The size of Ur

How big is the kingdom of Ur? To compute the number of ROGOUR positions we start with a smaller configuration, one whose size is relatively easy to figure out. Let \(C_{g,r,m}\) be the number of configurations with \(g\) green and \(r\) red pieces on the board, with \(m\) green pieces in the common strip (squares 1-8). The \(g-m\) pieces on abcdyz can be placed in \(\binom{6}{g-m}\) ways, the \(m\) pieces on 1-8 in \(\binom{8}{m}\) ways, and the \(r\) pieces in \(\binom{14-m}{r}\), since \(m\) squares are occupied by green pieces.

\[C_{g,r,m} = \binom{6}{g-m} \binom{8}{m} \binom{14-m}{r}.\]

Summing over \(m\) would give us \(C_{g,r}\), the number of configurations with \(g\) green and \(r\) red pieces on the board:

\[C_{g,r} = \sum_{m=0}^g C_{g,r,m}.\]

The remaining \(7-g\) green pieces can be distributed between the home (waiting to start the race) and off (born out of the board) in \(1+7-g\) ways, and so the total number of positions with \(g\)/\(r\) Green/Red pieces on the board is

\[N_{g,r} = (8-g) C_{g,r} (8-r).\]

And the total number of Ur positions is:

\[N_{ur} = \sum_{g=0}^7 \sum_{r=0}^7 N_{g,r},\]

which comes up to, Ta-Dam, 137,913,936 positions.

Not a small number, but tiny in the world of games. Chess has somewhere around \(10^{50}\) positions, Backgammon \(10^{19}\) (18,528,584,051,601,162,496 to be precise). 138 million is definitely within reach, and one of the reasons I got excited.

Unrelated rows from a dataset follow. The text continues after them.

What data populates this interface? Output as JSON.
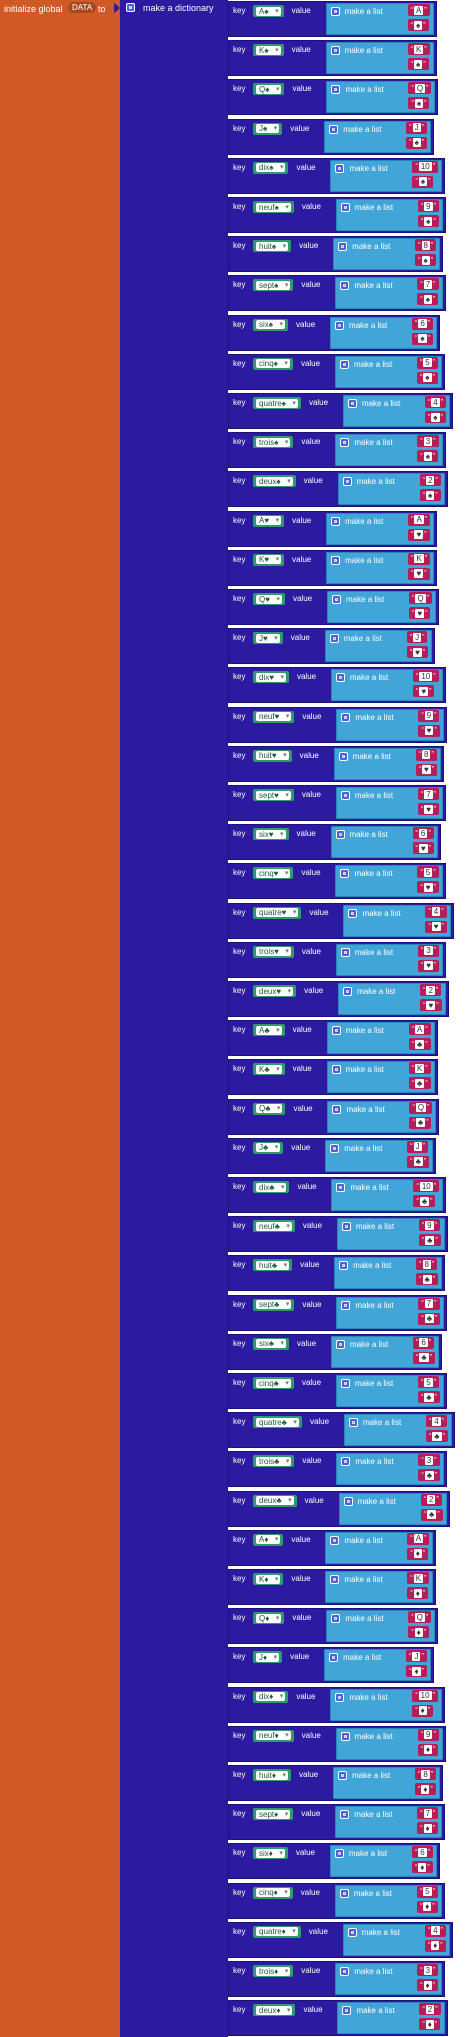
{
  "init": {
    "label_before": "initialize global",
    "var_name": "DATA",
    "label_after": "to"
  },
  "dict": {
    "label": "make a dictionary"
  },
  "labels": {
    "key": "key",
    "value": "value",
    "make_list": "make a list"
  },
  "colors": {
    "init_block": "#d05a27",
    "dict_block": "#2c1aa0",
    "key_block": "#2e9b6a",
    "list_block": "#42a5d8",
    "text_block": "#b51e59"
  },
  "pairs": [
    {
      "key": "A♠",
      "value": [
        "A",
        "♠"
      ]
    },
    {
      "key": "K♠",
      "value": [
        "K",
        "♠"
      ]
    },
    {
      "key": "Q♠",
      "value": [
        "Q",
        "♠"
      ]
    },
    {
      "key": "J♠",
      "value": [
        "J",
        "♠"
      ]
    },
    {
      "key": "dix♠",
      "value": [
        "10",
        "♠"
      ]
    },
    {
      "key": "neuf♠",
      "value": [
        "9",
        "♠"
      ]
    },
    {
      "key": "huit♠",
      "value": [
        "8",
        "♠"
      ]
    },
    {
      "key": "sept♠",
      "value": [
        "7",
        "♠"
      ]
    },
    {
      "key": "six♠",
      "value": [
        "6",
        "♠"
      ]
    },
    {
      "key": "cinq♠",
      "value": [
        "5",
        "♠"
      ]
    },
    {
      "key": "quatre♠",
      "value": [
        "4",
        "♠"
      ]
    },
    {
      "key": "trois♠",
      "value": [
        "3",
        "♠"
      ]
    },
    {
      "key": "deux♠",
      "value": [
        "2",
        "♠"
      ]
    },
    {
      "key": "A♥",
      "value": [
        "A",
        "♥"
      ]
    },
    {
      "key": "K♥",
      "value": [
        "K",
        "♥"
      ]
    },
    {
      "key": "Q♥",
      "value": [
        "Q",
        "♥"
      ]
    },
    {
      "key": "J♥",
      "value": [
        "J",
        "♥"
      ]
    },
    {
      "key": "dix♥",
      "value": [
        "10",
        "♥"
      ]
    },
    {
      "key": "neuf♥",
      "value": [
        "9",
        "♥"
      ]
    },
    {
      "key": "huit♥",
      "value": [
        "8",
        "♥"
      ]
    },
    {
      "key": "sept♥",
      "value": [
        "7",
        "♥"
      ]
    },
    {
      "key": "six♥",
      "value": [
        "6",
        "♥"
      ]
    },
    {
      "key": "cinq♥",
      "value": [
        "5",
        "♥"
      ]
    },
    {
      "key": "quatre♥",
      "value": [
        "4",
        "♥"
      ]
    },
    {
      "key": "trois♥",
      "value": [
        "3",
        "♥"
      ]
    },
    {
      "key": "deux♥",
      "value": [
        "2",
        "♥"
      ]
    },
    {
      "key": "A♣",
      "value": [
        "A",
        "♣"
      ]
    },
    {
      "key": "K♣",
      "value": [
        "K",
        "♣"
      ]
    },
    {
      "key": "Q♣",
      "value": [
        "Q",
        "♣"
      ]
    },
    {
      "key": "J♣",
      "value": [
        "J",
        "♣"
      ]
    },
    {
      "key": "dix♣",
      "value": [
        "10",
        "♣"
      ]
    },
    {
      "key": "neuf♣",
      "value": [
        "9",
        "♣"
      ]
    },
    {
      "key": "huit♣",
      "value": [
        "8",
        "♣"
      ]
    },
    {
      "key": "sept♣",
      "value": [
        "7",
        "♣"
      ]
    },
    {
      "key": "six♣",
      "value": [
        "6",
        "♣"
      ]
    },
    {
      "key": "cinq♣",
      "value": [
        "5",
        "♣"
      ]
    },
    {
      "key": "quatre♣",
      "value": [
        "4",
        "♣"
      ]
    },
    {
      "key": "trois♣",
      "value": [
        "3",
        "♣"
      ]
    },
    {
      "key": "deux♣",
      "value": [
        "2",
        "♣"
      ]
    },
    {
      "key": "A♦",
      "value": [
        "A",
        "♦"
      ]
    },
    {
      "key": "K♦",
      "value": [
        "K",
        "♦"
      ]
    },
    {
      "key": "Q♦",
      "value": [
        "Q",
        "♦"
      ]
    },
    {
      "key": "J♦",
      "value": [
        "J",
        "♦"
      ]
    },
    {
      "key": "dix♦",
      "value": [
        "10",
        "♦"
      ]
    },
    {
      "key": "neuf♦",
      "value": [
        "9",
        "♦"
      ]
    },
    {
      "key": "huit♦",
      "value": [
        "8",
        "♦"
      ]
    },
    {
      "key": "sept♦",
      "value": [
        "7",
        "♦"
      ]
    },
    {
      "key": "six♦",
      "value": [
        "6",
        "♦"
      ]
    },
    {
      "key": "cinq♦",
      "value": [
        "5",
        "♦"
      ]
    },
    {
      "key": "quatre♦",
      "value": [
        "4",
        "♦"
      ]
    },
    {
      "key": "trois♦",
      "value": [
        "3",
        "♦"
      ]
    },
    {
      "key": "deux♦",
      "value": [
        "2",
        "♦"
      ]
    }
  ]
}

Even more exciting is this breakdown by number of green/red pieces borne off.

Ur positions by Green/Red borne-off pieces

g/r	0	1	2	3	4	5
0	\(10^{7.3}\)
1	\(10^{7.5}\)	\(10^{7.2}\)
2	\(10^{7.3}\)	\(10^{7.2}\)	\(10^{6.7}\)
3	\(10^{7.0}\)	\(10^{6.9}\)	\(10^{6.7}\)	\(10^{6.1}\)
4	\(10^{6.6}\)	\(10^{6.5}\)	\(10^{6.3}\)	\(10^{5.9}\)	\(10^{5.2}\)
5	\(10^{6.1}\)	\(10^{5.9}\)	\(10^{5.7}\)	\(10^{5.4}\)	\(10^{4.9}\)	\(10^{4.0}\)

Since a borne-off piece never returns to the board it is possible to analyze the game in stages. First all 6/6 positions, i.e. a single green piece vs. a single red piece, then 6/5 (2 green vs. one red), which always lead either to a 6/6 position or to the game end, then 5/5 and so on. This is quite nice when you don’t have a Google farm at your disposal.